Database Content Status Module
UniProt Protein function, structure, GO terms Integrated (ID mapping) pipeline/processors/uniprot_integrator.py
MONDO Disease ontology hierarchy Integrated (OBO ingestion) pipeline/processors/obo_structure_processor.py
DisGeNET Gene-disease associations with GDA scores Partial pipeline/processors/disgenet_integrator.py
Open Targets Drug targets, genetic associations Partial pipeline/processors/opentargets_integrator.py
STRING Protein-protein interactions Via PPI framework pipeline/ingest/ppi_integration_pipeline.py
FunCoup Functional coupling predictions Via PPI framework pipeline/ingest/multisource_ppi_pipeline.py
BioGRID Experimental PPIs Via PPI framework pipeline/ingest/multisource_ppi_pipeline.py

PubPeer Integration

Post-publication peer review comments linked to Abstract nodes:

  • Async API client with rate limiting and retry logic
  • PubPeerComment nodes with HAS_PUBPEER_COMMENT relationships
  • Privacy-aware handling of anonymous comments
  • Requires API key from contact@pubpeer.com
integrator = PubPeerIntegrator(db=db, api_key="your_key")
summary = await integrator.enrich_abstracts_with_comments(pmids=["12345678"])

See PubPeer Integration.

Retraction Watch Integration

Flags retracted papers and affected relationships:

  • RetractionNotice nodes with HAS_RETRACTION relationships
  • Tracks retraction nature: Retraction, Expression of Concern, Correction
  • Flags affected relationships with is_from_retracted_paper
  • Integrates with evidence weighting (retracted = 0.0 weight)
integrator = RetractionWatchIntegrator(db=db, api_key="your_key")
summary = await integrator.enrich_abstracts_with_retractions()
flagged = integrator.flag_affected_relationships()

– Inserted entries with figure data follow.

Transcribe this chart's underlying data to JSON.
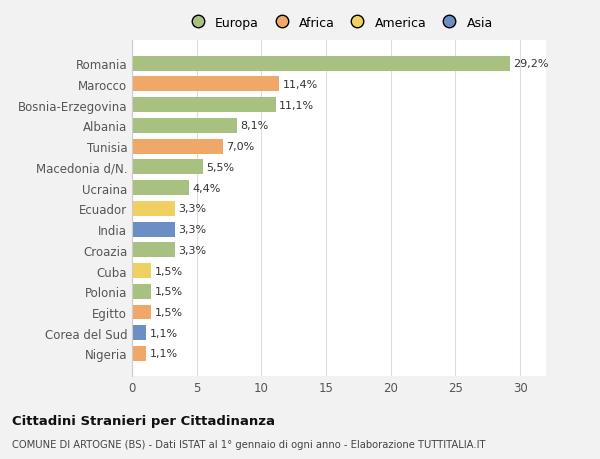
{
  "categories": [
    "Nigeria",
    "Corea del Sud",
    "Egitto",
    "Polonia",
    "Cuba",
    "Croazia",
    "India",
    "Ecuador",
    "Ucraina",
    "Macedonia d/N.",
    "Tunisia",
    "Albania",
    "Bosnia-Erzegovina",
    "Marocco",
    "Romania"
  ],
  "values": [
    1.1,
    1.1,
    1.5,
    1.5,
    1.5,
    3.3,
    3.3,
    3.3,
    4.4,
    5.5,
    7.0,
    8.1,
    11.1,
    11.4,
    29.2
  ],
  "colors": [
    "#f0a868",
    "#6b8fc4",
    "#f0a868",
    "#a8c080",
    "#f0d060",
    "#a8c080",
    "#6b8fc4",
    "#f0d060",
    "#a8c080",
    "#a8c080",
    "#f0a868",
    "#a8c080",
    "#a8c080",
    "#f0a868",
    "#a8c080"
  ],
  "labels": [
    "1,1%",
    "1,1%",
    "1,5%",
    "1,5%",
    "1,5%",
    "3,3%",
    "3,3%",
    "3,3%",
    "4,4%",
    "5,5%",
    "7,0%",
    "8,1%",
    "11,1%",
    "11,4%",
    "29,2%"
  ],
  "legend_labels": [
    "Europa",
    "Africa",
    "America",
    "Asia"
  ],
  "legend_colors": [
    "#a8c080",
    "#f0a868",
    "#f0d060",
    "#6b8fc4"
  ],
  "title": "Cittadini Stranieri per Cittadinanza",
  "subtitle": "COMUNE DI ARTOGNE (BS) - Dati ISTAT al 1° gennaio di ogni anno - Elaborazione TUTTITALIA.IT",
  "xlim": [
    0,
    32
  ],
  "xticks": [
    0,
    5,
    10,
    15,
    20,
    25,
    30
  ],
  "bg_color": "#f2f2f2",
  "plot_bg_color": "#ffffff",
  "grid_color": "#dddddd",
  "bar_height": 0.72
}
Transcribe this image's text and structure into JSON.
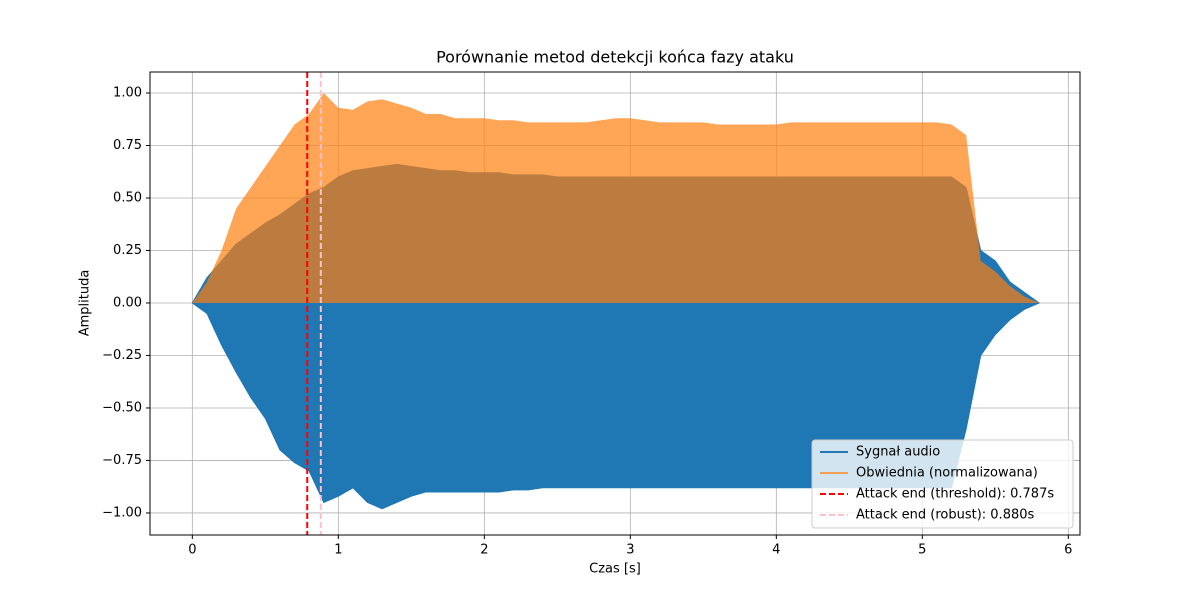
{
  "chart_data": {
    "type": "waveform",
    "title": "Porównanie metod detekcji końca fazy ataku",
    "x_label": "Czas [s]",
    "y_label": "Amplituda",
    "x": [
      0,
      0.1,
      0.2,
      0.3,
      0.4,
      0.5,
      0.6,
      0.7,
      0.8,
      0.9,
      1,
      1.1,
      1.2,
      1.3,
      1.4,
      1.5,
      1.6,
      1.7,
      1.8,
      1.9,
      2,
      2.1,
      2.2,
      2.3,
      2.4,
      2.5,
      2.6,
      2.7,
      2.8,
      2.9,
      3,
      3.1,
      3.2,
      3.3,
      3.4,
      3.5,
      3.6,
      3.7,
      3.8,
      3.9,
      4,
      4.1,
      4.2,
      4.3,
      4.4,
      4.5,
      4.6,
      4.7,
      4.8,
      4.9,
      5,
      5.1,
      5.2,
      5.3,
      5.4,
      5.5,
      5.6,
      5.7,
      5.8
    ],
    "series": [
      {
        "name": "Sygnał audio",
        "color": "#1f77b4",
        "high": [
          0,
          0.12,
          0.2,
          0.28,
          0.33,
          0.38,
          0.42,
          0.47,
          0.52,
          0.55,
          0.6,
          0.63,
          0.64,
          0.65,
          0.66,
          0.65,
          0.64,
          0.63,
          0.63,
          0.62,
          0.62,
          0.62,
          0.61,
          0.61,
          0.61,
          0.6,
          0.6,
          0.6,
          0.6,
          0.6,
          0.6,
          0.6,
          0.6,
          0.6,
          0.6,
          0.6,
          0.6,
          0.6,
          0.6,
          0.6,
          0.6,
          0.6,
          0.6,
          0.6,
          0.6,
          0.6,
          0.6,
          0.6,
          0.6,
          0.6,
          0.6,
          0.6,
          0.6,
          0.55,
          0.25,
          0.2,
          0.1,
          0.05,
          0
        ],
        "low": [
          0,
          -0.05,
          -0.2,
          -0.33,
          -0.45,
          -0.55,
          -0.7,
          -0.76,
          -0.8,
          -0.95,
          -0.92,
          -0.88,
          -0.95,
          -0.98,
          -0.95,
          -0.92,
          -0.9,
          -0.9,
          -0.9,
          -0.9,
          -0.9,
          -0.9,
          -0.89,
          -0.89,
          -0.88,
          -0.88,
          -0.88,
          -0.88,
          -0.88,
          -0.88,
          -0.88,
          -0.88,
          -0.88,
          -0.88,
          -0.88,
          -0.88,
          -0.88,
          -0.88,
          -0.88,
          -0.88,
          -0.88,
          -0.88,
          -0.88,
          -0.88,
          -0.88,
          -0.88,
          -0.88,
          -0.88,
          -0.88,
          -0.88,
          -0.88,
          -0.88,
          -0.88,
          -0.6,
          -0.25,
          -0.15,
          -0.08,
          -0.03,
          0
        ]
      },
      {
        "name": "Obwiednia (normalizowana)",
        "color": "#ff7f0e",
        "values": [
          0,
          0.1,
          0.25,
          0.45,
          0.55,
          0.65,
          0.75,
          0.85,
          0.9,
          1,
          0.93,
          0.92,
          0.96,
          0.97,
          0.95,
          0.93,
          0.9,
          0.9,
          0.88,
          0.88,
          0.88,
          0.87,
          0.87,
          0.86,
          0.86,
          0.86,
          0.86,
          0.86,
          0.87,
          0.88,
          0.88,
          0.87,
          0.86,
          0.86,
          0.86,
          0.86,
          0.85,
          0.85,
          0.85,
          0.85,
          0.85,
          0.86,
          0.86,
          0.86,
          0.86,
          0.86,
          0.86,
          0.86,
          0.86,
          0.86,
          0.86,
          0.86,
          0.85,
          0.8,
          0.2,
          0.15,
          0.08,
          0.03,
          0
        ]
      }
    ],
    "vlines": [
      {
        "name": "Attack end (threshold): 0.787s",
        "x": 0.787,
        "color": "#ff0000"
      },
      {
        "name": "Attack end (robust): 0.880s",
        "x": 0.88,
        "color": "#ffc0cb"
      }
    ],
    "xlim": [
      -0.29,
      6.08
    ],
    "ylim": [
      -1.105,
      1.1
    ],
    "xticks": [
      0,
      1,
      2,
      3,
      4,
      5,
      6
    ],
    "yticks": [
      {
        "value": -1,
        "label": "−1.00"
      },
      {
        "value": -0.75,
        "label": "−0.75"
      },
      {
        "value": -0.5,
        "label": "−0.50"
      },
      {
        "value": -0.25,
        "label": "−0.25"
      },
      {
        "value": 0,
        "label": "0.00"
      },
      {
        "value": 0.25,
        "label": "0.25"
      },
      {
        "value": 0.5,
        "label": "0.50"
      },
      {
        "value": 0.75,
        "label": "0.75"
      },
      {
        "value": 1,
        "label": "1.00"
      }
    ],
    "grid": true,
    "legend": "lower right"
  }
}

See Retraction Watch Integration.

bioRxiv / medRxiv Preprints

Full preprint lifecycle management:

  • Unified API for both bioRxiv and medRxiv
  • Version tracking (all versions stored with timestamps)
  • Publication linking (automatic PMID/DOI linking when published)
  • Source type weighting (preprints weighted lower in evidence scoring)

See Preprint Integration.

MCP (Model Context Protocol)

Exposes KG tools to AI assistants via FastMCP:

  • 16 read-only tools (biomarkers, pathways, interactions, evidence, etc.)
  • Zero-overhead wrapper pattern (<0.001ms vs direct call)
  • Automatic JSON schema generation from type annotations
  • Works with Claude, VS Code, Kiro, Cursor

See MCP Integration Research and KG Tools Guide.

Olink-specific enrichment for proteomics panel data:

  • Panel definitions with protein targets
  • NPX (Normalised Protein eXpression) datasets
  • Assay validation data (CVs, specificity)
  • Cross-panel analysis

Processed via enrichment_main.py with Olink-specific column handlers.

Future Integrations

Planned but not yet implemented:

Integration Priority Description
Reactome Medium Biological pathway data
IntAct Medium Experimentally validated PPIs
KEGG Medium Metabolic/signalling pathways (licensing)
ClinVar Medium Clinical variant significance
Human Protein Atlas Medium Tissue expression data
AlphaFold Medium 3D protein structure features
ENCODE/JASPAR Low TF binding data
X/Twitter Low Social media trend detection

See Expansion Areas for the full roadmap.